Neither of the two were physically imposing off the mound or overpowering on it. And so, the mild-mannered Braves pitching duo of unassuming Greg Maddux and eloquent Tom Glavine didn’t project nastiness that made first-ballot Hall of Famers like Nolan Ryan or Bob Gibson so revered.

But those who played alongside Maddux and Glavine in Atlanta saw sides of their personalities not often revealed publicly. Toughness and intensity to go with all that keen intellect. Traits that helped make each a multiple Cy Young Award winner and will surely make each a first-ballot inductee at Cooperstown when the next Hall of Fame class is announced Wednesday at 2 p.m.

Maddux and Glavine are expected to head up a heavily Braves-flavored Cooperstown class that could have three or four elected players – Frank Thomas and Craig Biggio are also considered strong candidates – to go with the three retired managers who were already selected including Bobby Cox, the skipper in Atlanta for 25 years including the 1993-2002 period when Maddux and Glavine combined for 347 wins.

Maddux got 194 of his 355 career wins and three of four
consecutive Cy Young Awards during 11 seasons with the Braves after coming over from the Cubs.
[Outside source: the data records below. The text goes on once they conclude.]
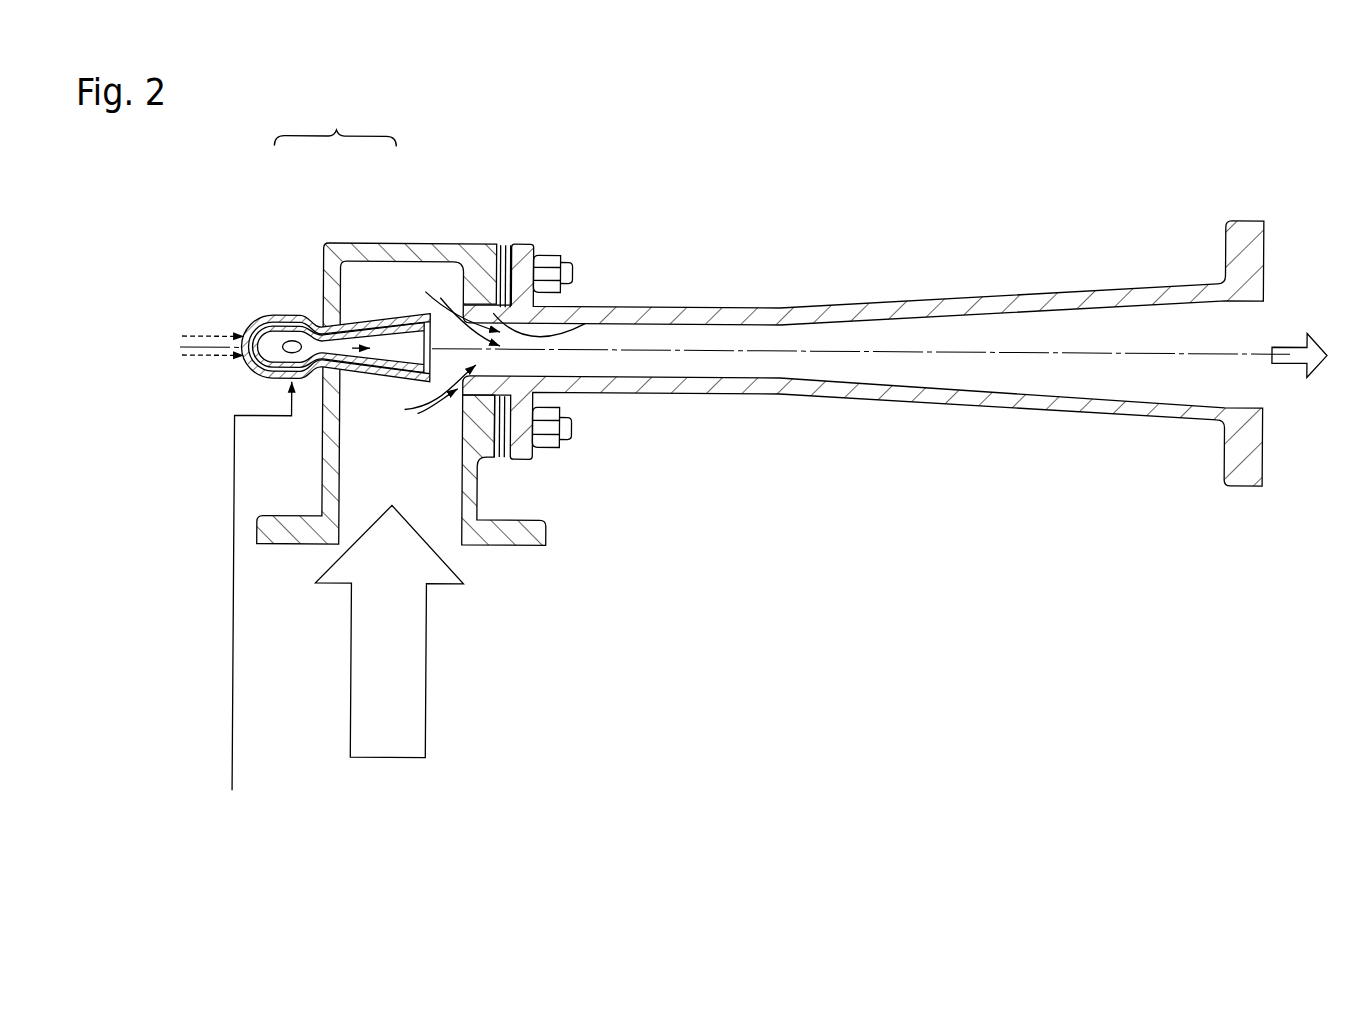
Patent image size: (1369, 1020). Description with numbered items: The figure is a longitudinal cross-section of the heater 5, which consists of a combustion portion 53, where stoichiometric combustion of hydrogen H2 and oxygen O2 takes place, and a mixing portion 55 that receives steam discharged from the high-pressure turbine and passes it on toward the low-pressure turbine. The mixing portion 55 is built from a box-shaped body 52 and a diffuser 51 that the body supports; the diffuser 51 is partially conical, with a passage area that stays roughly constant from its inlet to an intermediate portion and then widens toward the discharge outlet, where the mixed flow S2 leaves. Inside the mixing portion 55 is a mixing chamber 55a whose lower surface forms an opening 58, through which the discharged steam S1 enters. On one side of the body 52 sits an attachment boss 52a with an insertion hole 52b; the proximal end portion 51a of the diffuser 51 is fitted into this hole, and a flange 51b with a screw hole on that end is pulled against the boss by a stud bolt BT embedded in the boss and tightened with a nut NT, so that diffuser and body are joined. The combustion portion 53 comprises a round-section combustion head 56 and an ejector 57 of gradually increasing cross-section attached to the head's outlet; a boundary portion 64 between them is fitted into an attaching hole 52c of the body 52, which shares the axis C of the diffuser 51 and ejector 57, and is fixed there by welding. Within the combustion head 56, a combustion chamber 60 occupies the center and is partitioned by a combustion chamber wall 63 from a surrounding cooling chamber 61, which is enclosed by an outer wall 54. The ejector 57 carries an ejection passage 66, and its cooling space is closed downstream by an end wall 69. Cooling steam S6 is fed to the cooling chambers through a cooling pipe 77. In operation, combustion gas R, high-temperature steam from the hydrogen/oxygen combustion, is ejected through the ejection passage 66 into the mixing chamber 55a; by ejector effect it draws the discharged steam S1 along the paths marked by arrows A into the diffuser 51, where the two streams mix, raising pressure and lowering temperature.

The heater 5 is at (619, 203).
The diffuser 51 is at (795, 303).
The proximal end portion 51a is at (495, 317).
The flange 51b is at (520, 246).
The box-shaped body 52 is at (438, 242).
The attachment boss 52a is at (483, 268).
The insertion hole 52b is at (465, 390).
The attaching hole 52c is at (346, 325).
The combustion portion 53 is at (335, 119).
The outer wall 54 is at (276, 380).
The mixing portion 55 is at (413, 240).
The mixing chamber 55a is at (443, 481).
The combustion head 56 is at (280, 314).
The ejector 57 is at (377, 322).
The opening 58 is at (462, 547).
The combustion chamber 60 is at (294, 340).
The cooling chamber 61 is at (278, 315).
The combustion chamber wall 63 is at (262, 377).
The boundary portion 64 is at (322, 412).
The ejection passage 66 is at (400, 358).
The end wall 69 is at (650, 390).
The cooling pipe 77 is at (235, 633).
The arrows A is at (434, 400).
The combustion gas R is at (350, 381).
The axis C is at (724, 345).
The nut NT is at (552, 254).
The stud bolt BT is at (574, 262).
The discharged steam S1 is at (430, 683).
The combustion gas flow S2 is at (1288, 340).
The cooling steam S6 is at (237, 718).
The hydrogen H2 is at (213, 319).
The oxygen O2 is at (213, 376).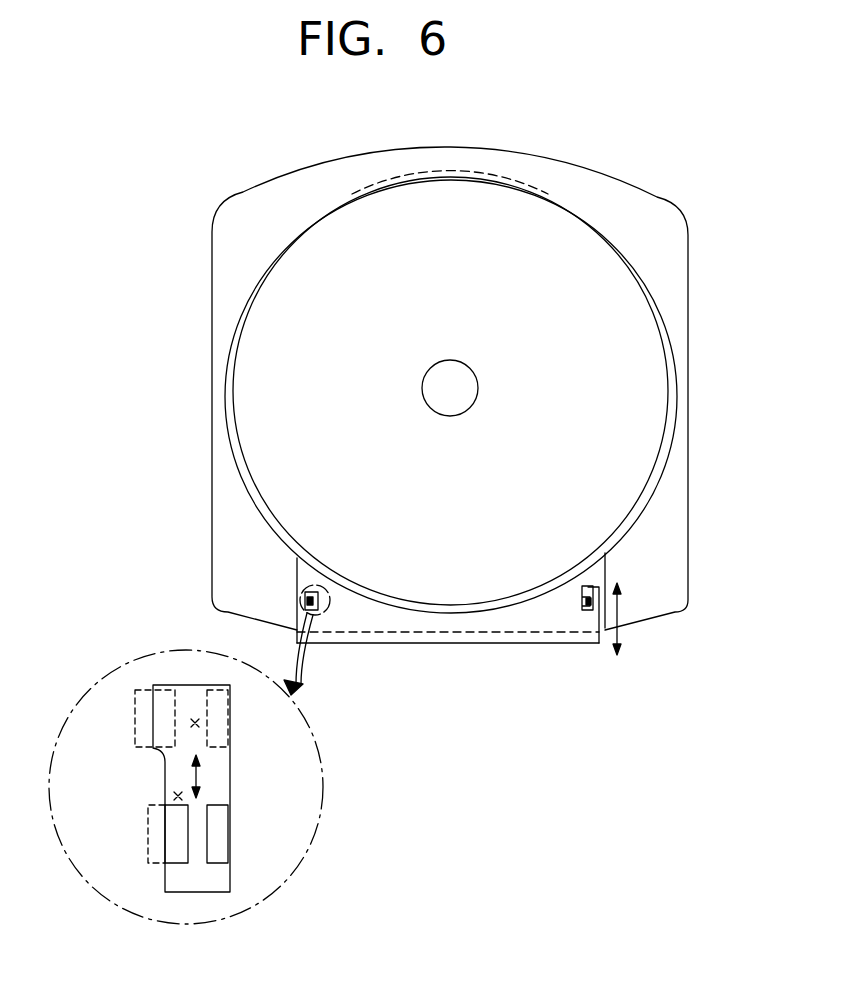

Widely regarded as one of the greatest pitchers in MLB history, “Mad Dog” could seriously threaten the record for highest percentage of Hall of Fame votes -- Tom Seaver’s 98.84 percent in 1992.

“You’ve got to be an idiot not to have (Maddux) as a unanimous pick,” said Leo Mazzone, the former Braves pitching coach. “The greatest control of any pitcher I’ve ever seen. He put it on a gnat’s ass better than anybody I’ve ever seen.”

No one has ever been a unanimous pick by the Baseball Writers Association of America -- an absurd fact. Not Babe Ruth (95.1 percent), not Willie Mays (94.7), not Hank Aaron (97.8), not Ted Williams (93.4), not anybody. And yes, as a BBWAA member, I find that embarrassing.